User prompts used for querying LLMs are given below.
    • Task description: We are working with a multi-robot system navigating in an obstacle environment to reach their respective goal locations. The objective is to move the robots toward their goal locations while maintaining safety with obstacles, safety with each other, and inter-agent connectivity. Safety is based on agents maintaining a minimum inter-agent "safety radius" while connectivity is based on connected agents remaining within a "connectivity radius". Your role as the helpful assistant to provide a high-level command when the system gets stuck near obstacles. The high-level command is in terms of a leader assignment for the multi-robot system and a direction of motion for the leader. An optimal choice of leader and moving direction minimizes the traveling distance of agents toward their goals and maintains safety and connectivity.
    • Environment state: The multi-robot environment description consists of the tuple: (Number of agents, Safety radius, Connectivity radius, Agent locations, Agent goals, Locations of visible obstacles) The environment consists of robot Agents with information ("AgentId"=id, "current state"=(x,y), "goal location"=(xg,yg), "obstacle seen at"=[(xo, yo)]). In addition, there are global environment variables "Number of agents" = N, "Safety radius" = r, "Connectivity radius" = R.
    • Desired output: The expected output is a JSON format file with the keys "Leader" and "Direction". The key "Leader" can take integer values in the range (1, Number of agents) and "Direction" in the range ("To goal", "To left", "To right"). If there is an obstacle in between the leader location and its goal location, then the "Direction" should be "To left" or "To right" based on whether it is able to freely move to the left or right of the obstacle. If there is no obstacle in leader's way to its goal location, then the "Direction" should be "To goal".
    • Example Scenario An example environment description is as follows.
      ***Name***Env:485***Number of agents***5***Safety radius***0.05***Connectivity radius***0.5***Agents
      ***AgentId***1***current state***(3.17,2.97)***goal location***(3.69,3.69)***obstacles seen at***[(3.25,2.97),(3.25,2.95),(3.25,2.99)]
      ***AgentId***2***current state***(3.05,2.13)***goal location***(3.97,3.97)***obstacles seen at***[(3.25,2.21),(3.25,2.26),(3.32,2.18)]

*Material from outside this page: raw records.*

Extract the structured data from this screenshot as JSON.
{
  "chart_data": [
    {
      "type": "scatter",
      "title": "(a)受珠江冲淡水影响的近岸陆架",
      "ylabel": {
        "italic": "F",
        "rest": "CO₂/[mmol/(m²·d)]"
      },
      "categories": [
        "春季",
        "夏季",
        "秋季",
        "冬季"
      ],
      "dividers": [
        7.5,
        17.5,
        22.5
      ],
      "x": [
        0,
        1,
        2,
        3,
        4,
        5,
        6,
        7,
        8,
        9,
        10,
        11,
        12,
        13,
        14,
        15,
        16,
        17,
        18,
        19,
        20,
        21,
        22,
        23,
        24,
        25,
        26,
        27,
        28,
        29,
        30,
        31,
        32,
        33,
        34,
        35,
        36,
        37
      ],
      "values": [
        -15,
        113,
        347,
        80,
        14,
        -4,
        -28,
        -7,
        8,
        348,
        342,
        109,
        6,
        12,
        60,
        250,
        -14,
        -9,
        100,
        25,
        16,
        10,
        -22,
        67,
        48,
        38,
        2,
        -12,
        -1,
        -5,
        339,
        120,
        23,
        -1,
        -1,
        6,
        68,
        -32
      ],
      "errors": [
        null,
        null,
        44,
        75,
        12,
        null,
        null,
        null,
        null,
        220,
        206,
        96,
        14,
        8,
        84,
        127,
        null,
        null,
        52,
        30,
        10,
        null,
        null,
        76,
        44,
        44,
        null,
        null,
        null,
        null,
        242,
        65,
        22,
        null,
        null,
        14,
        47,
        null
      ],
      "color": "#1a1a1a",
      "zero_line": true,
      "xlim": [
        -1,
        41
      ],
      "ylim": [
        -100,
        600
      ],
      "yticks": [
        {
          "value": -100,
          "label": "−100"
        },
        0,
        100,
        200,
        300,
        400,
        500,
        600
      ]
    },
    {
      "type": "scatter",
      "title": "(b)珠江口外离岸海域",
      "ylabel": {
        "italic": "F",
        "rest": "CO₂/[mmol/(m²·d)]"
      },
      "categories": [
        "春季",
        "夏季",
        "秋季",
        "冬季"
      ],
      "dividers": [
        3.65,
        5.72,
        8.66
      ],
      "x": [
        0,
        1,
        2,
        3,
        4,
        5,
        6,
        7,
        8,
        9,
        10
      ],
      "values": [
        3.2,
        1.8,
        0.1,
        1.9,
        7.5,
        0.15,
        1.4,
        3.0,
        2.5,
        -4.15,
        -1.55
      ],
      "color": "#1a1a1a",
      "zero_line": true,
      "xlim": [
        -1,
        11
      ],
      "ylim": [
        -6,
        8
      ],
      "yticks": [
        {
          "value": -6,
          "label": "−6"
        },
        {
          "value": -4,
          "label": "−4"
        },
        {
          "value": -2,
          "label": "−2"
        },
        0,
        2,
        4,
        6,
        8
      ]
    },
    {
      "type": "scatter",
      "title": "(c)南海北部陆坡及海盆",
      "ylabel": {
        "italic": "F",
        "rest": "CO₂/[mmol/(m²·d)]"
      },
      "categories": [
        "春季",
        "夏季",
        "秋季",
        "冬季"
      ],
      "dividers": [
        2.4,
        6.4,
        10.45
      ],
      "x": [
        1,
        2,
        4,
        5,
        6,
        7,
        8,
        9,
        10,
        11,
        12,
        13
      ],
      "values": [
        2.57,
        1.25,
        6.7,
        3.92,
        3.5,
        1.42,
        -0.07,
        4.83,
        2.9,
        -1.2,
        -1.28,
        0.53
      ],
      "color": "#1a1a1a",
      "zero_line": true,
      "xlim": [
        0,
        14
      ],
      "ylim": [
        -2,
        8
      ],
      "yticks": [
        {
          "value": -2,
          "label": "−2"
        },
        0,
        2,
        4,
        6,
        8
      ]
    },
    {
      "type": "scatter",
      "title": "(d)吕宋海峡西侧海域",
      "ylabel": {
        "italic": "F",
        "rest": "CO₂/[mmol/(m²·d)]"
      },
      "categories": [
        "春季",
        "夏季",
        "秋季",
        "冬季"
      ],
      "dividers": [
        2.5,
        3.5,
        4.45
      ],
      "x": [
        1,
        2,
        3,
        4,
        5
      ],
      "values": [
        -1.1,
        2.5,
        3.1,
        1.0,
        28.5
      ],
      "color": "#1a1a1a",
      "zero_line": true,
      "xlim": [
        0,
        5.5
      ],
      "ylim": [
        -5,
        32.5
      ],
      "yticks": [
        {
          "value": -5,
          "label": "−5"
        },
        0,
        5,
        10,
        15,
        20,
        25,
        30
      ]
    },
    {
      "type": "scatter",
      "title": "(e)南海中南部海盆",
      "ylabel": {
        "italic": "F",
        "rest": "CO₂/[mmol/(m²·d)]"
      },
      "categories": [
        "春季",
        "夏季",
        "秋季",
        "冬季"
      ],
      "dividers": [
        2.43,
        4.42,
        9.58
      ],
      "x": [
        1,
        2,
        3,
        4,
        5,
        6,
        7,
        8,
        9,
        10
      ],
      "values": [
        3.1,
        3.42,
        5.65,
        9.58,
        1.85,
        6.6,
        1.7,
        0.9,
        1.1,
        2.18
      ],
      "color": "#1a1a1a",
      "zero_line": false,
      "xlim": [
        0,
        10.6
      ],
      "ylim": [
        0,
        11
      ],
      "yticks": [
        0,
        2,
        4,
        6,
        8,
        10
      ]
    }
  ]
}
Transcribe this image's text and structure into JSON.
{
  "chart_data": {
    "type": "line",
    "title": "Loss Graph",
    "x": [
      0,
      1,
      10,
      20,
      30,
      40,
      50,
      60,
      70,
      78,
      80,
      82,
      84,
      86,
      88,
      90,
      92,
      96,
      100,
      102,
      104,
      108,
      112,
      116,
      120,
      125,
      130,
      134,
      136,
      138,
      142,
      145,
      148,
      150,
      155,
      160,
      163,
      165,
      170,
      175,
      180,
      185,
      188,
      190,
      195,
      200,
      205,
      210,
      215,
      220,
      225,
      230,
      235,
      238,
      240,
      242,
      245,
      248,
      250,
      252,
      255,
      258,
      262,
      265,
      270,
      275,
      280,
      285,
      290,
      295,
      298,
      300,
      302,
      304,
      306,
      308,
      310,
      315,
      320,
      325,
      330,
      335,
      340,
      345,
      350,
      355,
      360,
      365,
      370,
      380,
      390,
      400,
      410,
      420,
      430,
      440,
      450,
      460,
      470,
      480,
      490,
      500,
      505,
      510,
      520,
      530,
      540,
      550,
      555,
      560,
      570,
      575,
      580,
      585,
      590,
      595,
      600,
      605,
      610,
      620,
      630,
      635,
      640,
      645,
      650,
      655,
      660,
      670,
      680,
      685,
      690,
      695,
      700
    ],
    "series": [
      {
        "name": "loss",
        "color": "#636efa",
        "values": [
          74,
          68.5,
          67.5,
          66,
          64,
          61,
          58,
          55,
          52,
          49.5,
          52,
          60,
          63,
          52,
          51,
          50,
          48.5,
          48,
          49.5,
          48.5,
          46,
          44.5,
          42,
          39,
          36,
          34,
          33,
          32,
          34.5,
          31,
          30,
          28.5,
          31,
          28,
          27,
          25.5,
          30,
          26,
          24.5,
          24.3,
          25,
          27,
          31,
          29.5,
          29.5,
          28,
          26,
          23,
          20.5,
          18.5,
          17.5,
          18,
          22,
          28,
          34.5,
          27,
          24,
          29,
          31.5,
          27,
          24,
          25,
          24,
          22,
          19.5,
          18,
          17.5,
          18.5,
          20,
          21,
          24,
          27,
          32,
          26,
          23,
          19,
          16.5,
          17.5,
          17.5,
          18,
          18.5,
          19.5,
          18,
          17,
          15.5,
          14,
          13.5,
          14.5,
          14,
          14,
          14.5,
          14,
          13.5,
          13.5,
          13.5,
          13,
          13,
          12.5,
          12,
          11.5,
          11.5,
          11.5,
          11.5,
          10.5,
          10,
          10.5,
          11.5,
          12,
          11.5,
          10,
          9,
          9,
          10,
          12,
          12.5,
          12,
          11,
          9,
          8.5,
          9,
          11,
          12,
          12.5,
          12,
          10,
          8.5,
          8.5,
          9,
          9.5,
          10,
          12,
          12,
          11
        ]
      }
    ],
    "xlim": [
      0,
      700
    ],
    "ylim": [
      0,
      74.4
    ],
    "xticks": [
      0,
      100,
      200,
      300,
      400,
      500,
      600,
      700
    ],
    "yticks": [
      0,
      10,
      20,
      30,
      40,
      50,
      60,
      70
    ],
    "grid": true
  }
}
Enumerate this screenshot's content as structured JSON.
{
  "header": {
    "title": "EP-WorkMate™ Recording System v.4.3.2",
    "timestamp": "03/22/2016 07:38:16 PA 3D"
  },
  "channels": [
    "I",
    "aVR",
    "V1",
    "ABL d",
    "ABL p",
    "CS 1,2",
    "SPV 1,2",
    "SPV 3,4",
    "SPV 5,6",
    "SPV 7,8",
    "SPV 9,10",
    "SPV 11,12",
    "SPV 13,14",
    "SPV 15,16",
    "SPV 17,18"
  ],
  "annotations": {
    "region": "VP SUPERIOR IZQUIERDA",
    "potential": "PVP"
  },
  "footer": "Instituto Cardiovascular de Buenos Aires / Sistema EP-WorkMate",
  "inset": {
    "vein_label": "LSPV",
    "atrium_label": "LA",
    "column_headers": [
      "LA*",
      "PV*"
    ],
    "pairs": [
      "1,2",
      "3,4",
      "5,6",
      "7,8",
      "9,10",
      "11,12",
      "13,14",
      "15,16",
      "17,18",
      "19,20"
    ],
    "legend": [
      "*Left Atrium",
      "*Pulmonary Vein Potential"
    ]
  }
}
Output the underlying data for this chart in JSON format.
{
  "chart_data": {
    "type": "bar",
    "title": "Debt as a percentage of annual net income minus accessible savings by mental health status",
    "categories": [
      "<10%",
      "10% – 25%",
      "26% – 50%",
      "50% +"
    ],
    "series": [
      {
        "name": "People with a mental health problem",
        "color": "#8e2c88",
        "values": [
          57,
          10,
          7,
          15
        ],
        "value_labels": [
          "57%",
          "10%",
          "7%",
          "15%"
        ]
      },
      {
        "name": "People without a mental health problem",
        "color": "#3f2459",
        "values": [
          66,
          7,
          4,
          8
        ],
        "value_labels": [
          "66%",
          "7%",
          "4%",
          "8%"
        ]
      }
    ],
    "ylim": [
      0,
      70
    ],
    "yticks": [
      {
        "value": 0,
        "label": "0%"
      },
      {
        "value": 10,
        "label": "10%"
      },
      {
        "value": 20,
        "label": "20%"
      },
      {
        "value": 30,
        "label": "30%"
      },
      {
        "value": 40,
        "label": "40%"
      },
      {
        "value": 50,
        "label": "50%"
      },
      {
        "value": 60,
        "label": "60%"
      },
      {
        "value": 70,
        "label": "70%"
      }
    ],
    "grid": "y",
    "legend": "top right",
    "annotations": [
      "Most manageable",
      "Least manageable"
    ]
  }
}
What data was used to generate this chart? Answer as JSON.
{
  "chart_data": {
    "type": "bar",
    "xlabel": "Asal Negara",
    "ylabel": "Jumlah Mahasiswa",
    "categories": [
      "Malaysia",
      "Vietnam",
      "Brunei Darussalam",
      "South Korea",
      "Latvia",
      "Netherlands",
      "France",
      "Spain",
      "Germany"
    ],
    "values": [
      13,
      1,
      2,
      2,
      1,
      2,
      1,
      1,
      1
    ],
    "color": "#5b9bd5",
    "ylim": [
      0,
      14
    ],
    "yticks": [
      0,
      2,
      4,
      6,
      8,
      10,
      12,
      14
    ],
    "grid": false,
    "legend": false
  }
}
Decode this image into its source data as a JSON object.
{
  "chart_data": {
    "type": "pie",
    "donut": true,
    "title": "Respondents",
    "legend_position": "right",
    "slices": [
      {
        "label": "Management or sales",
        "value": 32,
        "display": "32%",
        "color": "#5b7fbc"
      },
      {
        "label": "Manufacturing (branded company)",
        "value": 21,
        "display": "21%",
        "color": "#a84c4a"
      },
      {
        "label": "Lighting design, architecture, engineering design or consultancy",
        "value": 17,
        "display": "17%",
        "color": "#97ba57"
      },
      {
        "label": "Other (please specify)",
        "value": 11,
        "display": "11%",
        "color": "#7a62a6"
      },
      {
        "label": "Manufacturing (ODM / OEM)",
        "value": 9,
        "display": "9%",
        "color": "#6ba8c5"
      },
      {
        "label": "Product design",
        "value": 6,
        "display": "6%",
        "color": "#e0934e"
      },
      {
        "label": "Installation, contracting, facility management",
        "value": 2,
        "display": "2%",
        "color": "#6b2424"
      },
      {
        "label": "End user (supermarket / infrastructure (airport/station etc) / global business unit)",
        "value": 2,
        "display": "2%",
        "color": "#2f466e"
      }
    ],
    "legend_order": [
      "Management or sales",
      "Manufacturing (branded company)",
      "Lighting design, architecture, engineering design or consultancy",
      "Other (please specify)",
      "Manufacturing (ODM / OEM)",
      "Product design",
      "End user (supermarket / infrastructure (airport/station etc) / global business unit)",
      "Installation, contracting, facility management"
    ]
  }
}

      ***AgentId***3***current state***(3.04,2.57)***goal location***(3.69,3.69)***obstacles seen at***[(3.25,2.57),(3.25,2.61),(3.25,2.53)]
      ***AgentId***4***current state***(3.03,2.34)***goal location***(3.97,3.97)***obstacles seen at***[(3.25,2.34),(3.25,2.39),(3.25,2.30)]
      ***AgentId***5***current state***(3.09,2.78)***goal location***(3.83,3.83)***obstacles seen at***[(3.25,2.78),(3.25,2.75),(3.25,2.81)]
      For the given example, an acceptable output is {"Leader": 3, "Direction": "To goal"}. An unacceptable output is {"Leader": 0, "Direction": "To goal"} since the leader should be in the range (1, 5). An unacceptable output is {"Leader": 7, "Direction": "To goal"} since the leader should be in the range (1, 5).

Evaluations

(Top plot) 20 instances of the Randomized Room environment and Randomized environment (bottom plot)
We evaluate the performance of the LLM-based high-level planner in two environments: Randomized Room and Randomized. Frequency (left axis) of trials in which N agents reach their goal for (shown in thin colored bars), and the average number of agents reaching their goal per trial (right axis) for each tested high-level planner (shown in the thick gray bar).
LLM-based high level planner in action. The LLM suggests a leader and a direction for it to move along when the agents get stuck in a deadlock.